Douglas Groothuis, a writer for Christianity Today, argued that practices like mindfulness and meditation are about finding a “higher form of consciousness” that is separate from Christianity and from God.
Christian mindfulness meditation
So, the associations with new-age spirituality and a secular worldview, plus the worry that mindfulness is a slippery slope away from Christianity, bring us to the next step:
Of course, there are some elements added, but Christian mindfulness is similar to regular mindfulness.
That’s because Christianity itself already contains so many elements of mindfulness, like:
- Giving gratitude
- Appreciating the present moment
- Dealing with negative thoughts and finding peace
- Showing compassion to yourself
- Forgiving others
All these elements of mindfulness are exceptionally Christian.
And when it comes to meditation, there are links between Christianity and mindfulness, too. The Bible contains a number of references to meditation; for example, “But his delight is in the law of the Lord, and on his law he meditates day and night.” (Psalm 1:1-2).
And Jesus probably meditated in some form, although this (and other Biblical references to meditation) would have had more in common with contemplative prayer than mindfulness meditation.

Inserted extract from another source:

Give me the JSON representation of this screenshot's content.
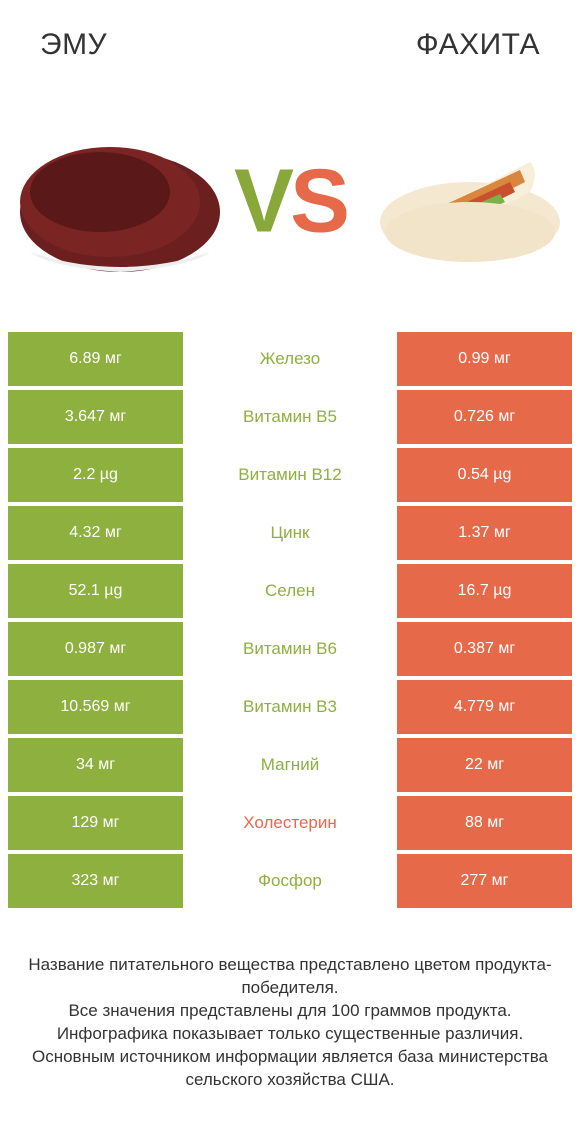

Mindfulness helps—in whatever form works best for you
At the end of the day, mindfulness is a tool – one that can be used in any context, secular or religious.
While its roots began as an Eastern religious practice, mindfulness today is a secular, research-backed technique to improve mental health. It can be added into the routine of someone practicing Christianity in the same way as running for physical health or journaling for mental health.
Since the 1970s, mindfulness has been found to improve mental health and wellbeing by hundreds of studies. Today, there are no religious elements in the methods of mindfulness meditation that are the subject of scientific studies.
Whether practicing secular mindfulness or Christian mindfulness works best for you is an entirely personal decision.
The important thing is that you have access to the mental and physical health benefits that come with having a mindfulness practice.